Le soleil désormais terne et qui tel un calicot était accroché au ciel conférait à ce dernier une couleur jaunâtre qui rappelait l’or. Et les quelques rares nuages qu’on pouvait observer paraissaient tels des immense plaques de plomb qui se fendaient puis se racolaient les unes aux autres. Le hennissement des ânes, les braiments des moutons, formaient avec le vrombissement des moteurs, un cocktail cacophonique qui montant au ciel semble pleurer la déchéance de ce jour qui s’en va à jamais. Plus tard le nuit était tombée et seul se faisait ouïr les aboiements des chiens qui rompaient par moment le calme régnant alors sur la ville. Lamso la peau desséchée, le visage ridé, le regard vague, assis à même le sol et adossé au mur du vestibule, distinguant à peine les contours de ses mains, mastiquait avec nonchalance sa cola. Un instant bougeait-il ses bras pour chasser les moustiques qui inopportunément chantaient à ses oreilles. On pouvait alors entendre hurler ses os dont la vieillesse avait rendus bavards. A quoi pouvait-il bien songer ? Se remémorait-il ce temps déchu à l’époque où les chants des coqs et la symphonie des pilons rythmaient le début de ses journées ? On ne pouvait ne pas déceler sur l’expression de son visage une certaine mélancolie qu’engendre la nostalgie de cette époque. Difficilement, il se détacha du sol et muni de sa canne rejoignit son lit de bambou et s’y allongea. Quelques instants plus tard on pouvait entendre les ronflements de ce vieillard qui se perdait dans le silence d’une nuit envoutante.

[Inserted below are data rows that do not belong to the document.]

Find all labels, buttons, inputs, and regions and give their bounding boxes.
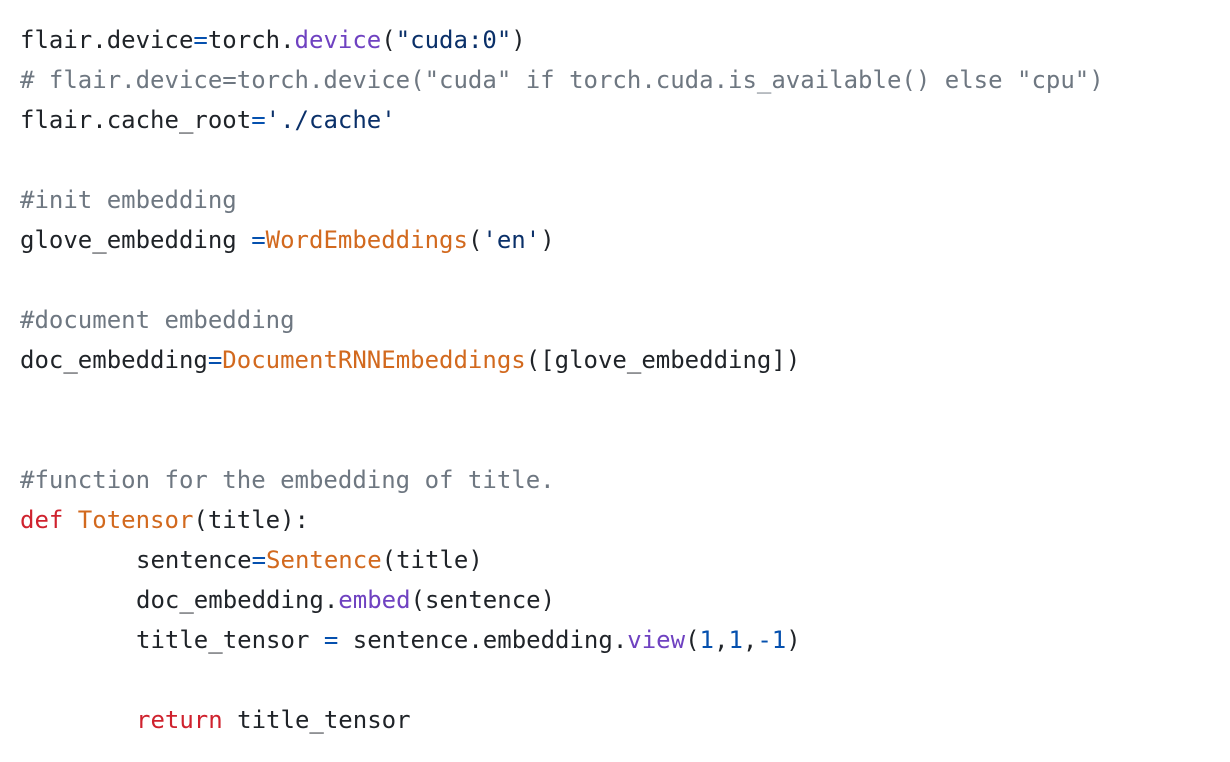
code-token-plain: ) xyxy=(540,226,555,254)
code-token-comment: #document embedding xyxy=(20,306,295,334)
code-token-plain: (title): xyxy=(193,506,309,534)
code-token-operator: = xyxy=(251,546,267,574)
code-token-comment: # flair.device=torch.device("cuda" if to… xyxy=(20,66,1104,94)
code-line: flair.device=torch.device("cuda:0") xyxy=(20,20,1230,60)
code-line: sentence=Sentence(title) xyxy=(20,540,1230,580)
code-line: #document embedding xyxy=(20,300,1230,340)
code-token-plain: flair.device xyxy=(20,26,194,54)
code-line: #function for the embedding of title. xyxy=(20,460,1230,500)
code-token-comment: #function for the embedding of title. xyxy=(20,466,555,494)
code-token-comment: #init embedding xyxy=(20,186,237,214)
code-line: flair.cache_root='./cache' xyxy=(20,100,1230,140)
code-token-string: "cuda:0" xyxy=(395,26,512,54)
code-token-keyword: return xyxy=(136,706,223,734)
code-token-func: Totensor xyxy=(77,506,194,534)
code-token-plain: (sentence) xyxy=(410,586,556,614)
code-token-operator: = xyxy=(207,346,223,374)
code-token-method: device xyxy=(294,26,382,54)
code-token-plain: (title) xyxy=(381,546,483,574)
code-token-plain: ([glove_embedding]) xyxy=(525,346,801,374)
code-token-plain: ) xyxy=(511,26,526,54)
code-token-func: WordEmbeddings xyxy=(265,226,468,254)
code-token-method: embed xyxy=(338,586,411,614)
code-token-keyword: def xyxy=(20,506,78,534)
code-token-number: -1 xyxy=(757,626,787,654)
code-token-operator: = xyxy=(193,26,208,54)
code-token-plain: , xyxy=(713,626,729,654)
code-token-operator: = xyxy=(251,226,266,254)
code-token-plain: ) xyxy=(786,626,801,654)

Depuis un moment K contemplait fixement la silhouette de son grand père Lamso. Ce vieillard suscite en lui une certaine fascination. A travers son corps flasque se raconte une histoire, l’épopée d’une jeunesse remplie de combat, de sacrifice, de dévouement, de préservation de l’intérêt générale et d’une volonté inouïe dans la quête d’un idéal commun. Il incarne l’émanation d’un mental fort d’une énergie infaillible. Et voilà que l’infortune de l’âge le réduit à un être frêle et squelettique. Ironie de la nature, les quelques muscles qui lui restent à peine accrochés à leur pendoir se meuvent à volonté et semblent être attirés par la pesanteur terrestre. Vers quoi pouvaient-ils bien être attirés si ce n’est leur ultime réceptacle qui à tout point de vue semble impatient de leur offrir refuge. Le personnage pittoresque qu’ incarne Lamso inspire K dans quantité de ses idéaux. Ainsi ne se lassait-il jamais de longues conversations qu’ils leur arrivaient d’animer. Lamso est sans doute en dehors de son ego la seule personne à qui K livrait ses pensées.
Peu à peu, le silence matinal laissait place aux gémissements de vieux moulins mêlés aux chants de coqs qui se relayaient et donnaient l’impression d’assister à ces conversations des plus ésotériques. K peinait à s’y résoudre, la nuit a été plutôt courte quelques instant plutôt pensa-t-il, n’était-il pas en train de s’imaginer les yeux fermés, de merveilleux scénarios certainement des plus improbables ? Et voilà donc qu'une autre journée de routine s’annonce au Gondwana !!!